Stakeholders argue that the provision is inconsistent with international practice. “Nowhere in the world are separate ISINs issued for promoter and ordinary shares,” said IPPAN Deputy Secretary General Prakash Dulal. “If implemented, it will undermine the principle that once the lock-in period ends, promoter shares should carry equal rights as ordinary shares.”
The controversy began in December last year when Emerging Nepal Limited requested a merger of its two ISINs after its lock-in expired. Although Nepal Stock Exchange (Nepse) granted it a single stock symbol as demanded, CDSC refused to unify the ISIN without Sebon’s approval.
Sebon has said that it has yet to decide on the guidelines prepared by the CDSC. Sebon Spokesperson Niranjaya Ghimire said the directive is still under discussion.

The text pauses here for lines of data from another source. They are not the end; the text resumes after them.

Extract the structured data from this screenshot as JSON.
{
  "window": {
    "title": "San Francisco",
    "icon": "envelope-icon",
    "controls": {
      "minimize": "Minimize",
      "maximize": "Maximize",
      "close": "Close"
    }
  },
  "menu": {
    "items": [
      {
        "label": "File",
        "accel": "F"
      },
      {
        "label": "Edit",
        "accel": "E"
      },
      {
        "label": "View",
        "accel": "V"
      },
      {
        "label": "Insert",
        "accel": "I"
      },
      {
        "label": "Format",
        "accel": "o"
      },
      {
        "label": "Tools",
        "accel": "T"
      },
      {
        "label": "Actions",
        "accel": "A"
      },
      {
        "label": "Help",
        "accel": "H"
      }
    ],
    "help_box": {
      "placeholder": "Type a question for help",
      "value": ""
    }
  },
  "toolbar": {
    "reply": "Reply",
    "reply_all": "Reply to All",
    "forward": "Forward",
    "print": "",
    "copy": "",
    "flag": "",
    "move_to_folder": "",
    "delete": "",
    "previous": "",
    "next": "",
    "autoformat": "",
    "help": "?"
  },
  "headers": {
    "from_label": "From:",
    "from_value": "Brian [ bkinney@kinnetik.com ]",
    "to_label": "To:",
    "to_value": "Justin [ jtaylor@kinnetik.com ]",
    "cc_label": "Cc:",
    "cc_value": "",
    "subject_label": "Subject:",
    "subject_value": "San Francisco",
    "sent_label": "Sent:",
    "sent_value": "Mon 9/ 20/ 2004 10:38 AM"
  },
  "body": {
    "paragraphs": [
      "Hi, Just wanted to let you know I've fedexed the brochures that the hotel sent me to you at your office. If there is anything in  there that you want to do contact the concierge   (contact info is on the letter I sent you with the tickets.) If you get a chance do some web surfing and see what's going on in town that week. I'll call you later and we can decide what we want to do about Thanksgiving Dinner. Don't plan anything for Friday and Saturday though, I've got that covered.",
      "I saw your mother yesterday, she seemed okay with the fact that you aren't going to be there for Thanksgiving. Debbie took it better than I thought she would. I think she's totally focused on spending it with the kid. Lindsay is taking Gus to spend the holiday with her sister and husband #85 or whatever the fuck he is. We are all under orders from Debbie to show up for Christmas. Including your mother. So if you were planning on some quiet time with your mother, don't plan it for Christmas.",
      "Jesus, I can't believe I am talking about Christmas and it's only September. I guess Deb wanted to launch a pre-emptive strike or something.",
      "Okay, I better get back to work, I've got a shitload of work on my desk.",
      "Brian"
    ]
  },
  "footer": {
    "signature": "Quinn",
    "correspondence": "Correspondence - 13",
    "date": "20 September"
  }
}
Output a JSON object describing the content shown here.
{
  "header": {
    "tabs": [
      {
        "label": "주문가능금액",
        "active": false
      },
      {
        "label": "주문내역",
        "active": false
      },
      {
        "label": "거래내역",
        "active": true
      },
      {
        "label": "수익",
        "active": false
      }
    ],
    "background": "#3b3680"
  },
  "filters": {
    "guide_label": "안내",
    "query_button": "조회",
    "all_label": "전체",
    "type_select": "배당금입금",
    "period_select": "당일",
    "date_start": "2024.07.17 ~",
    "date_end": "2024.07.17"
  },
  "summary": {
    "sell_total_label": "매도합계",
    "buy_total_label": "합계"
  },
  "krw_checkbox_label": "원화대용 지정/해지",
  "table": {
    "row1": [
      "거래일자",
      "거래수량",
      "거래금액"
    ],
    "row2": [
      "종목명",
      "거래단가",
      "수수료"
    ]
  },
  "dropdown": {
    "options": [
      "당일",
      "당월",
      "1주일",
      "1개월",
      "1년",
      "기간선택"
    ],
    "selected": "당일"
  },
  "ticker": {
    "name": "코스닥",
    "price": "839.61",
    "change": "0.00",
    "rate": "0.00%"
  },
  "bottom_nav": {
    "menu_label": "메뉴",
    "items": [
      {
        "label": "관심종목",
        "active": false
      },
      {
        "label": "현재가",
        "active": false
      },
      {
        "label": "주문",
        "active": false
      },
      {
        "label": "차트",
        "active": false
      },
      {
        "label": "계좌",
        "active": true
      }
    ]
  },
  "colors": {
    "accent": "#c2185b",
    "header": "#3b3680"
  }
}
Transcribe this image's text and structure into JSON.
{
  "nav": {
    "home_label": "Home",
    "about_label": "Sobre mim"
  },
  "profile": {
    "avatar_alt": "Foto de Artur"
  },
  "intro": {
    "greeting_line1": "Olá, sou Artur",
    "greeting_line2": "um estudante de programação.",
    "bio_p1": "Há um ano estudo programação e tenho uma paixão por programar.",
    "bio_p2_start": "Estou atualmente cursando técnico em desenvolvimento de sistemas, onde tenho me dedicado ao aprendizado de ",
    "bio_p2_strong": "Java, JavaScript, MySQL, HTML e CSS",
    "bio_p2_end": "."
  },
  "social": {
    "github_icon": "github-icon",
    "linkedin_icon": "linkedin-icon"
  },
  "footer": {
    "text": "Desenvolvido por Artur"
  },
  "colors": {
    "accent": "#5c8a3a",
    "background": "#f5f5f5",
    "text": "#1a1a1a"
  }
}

The guidelines require listed companies to have separate share codes for promoter shares and public shares. This code is known as the ISIN. Until now, except for banks and financial institutions—where founder and public shares are assigned separate ISINs—most other listed companies have been given a single ISIN. In the case of banks, financial institutions and insurance companies, Nepal Rastra Bank and the Nepal Insurance Authority mandate that at least 51 percent of shares remain with the promoter shareholders' group. For other companies, however, no such provision exists. This means that once the lock-in period ends, promoter shares automatically become equivalent to public shares.
The matter has now reached the Commission for the Investigation of Abuse of Authority (CIAA). In the petition filed with the constitutional anti-graft body on Aug 19, plaintiffs have accused CDSC officials of jeopardizing investors’ right to property and urged Sebon to act in line with global best practices.
At present, promoter shares worth an estimated Rs 87 billion in energy, media and cement sectors remain under lock-in. Of these, the energy sector alone accounts for Rs 53bn worth of shares.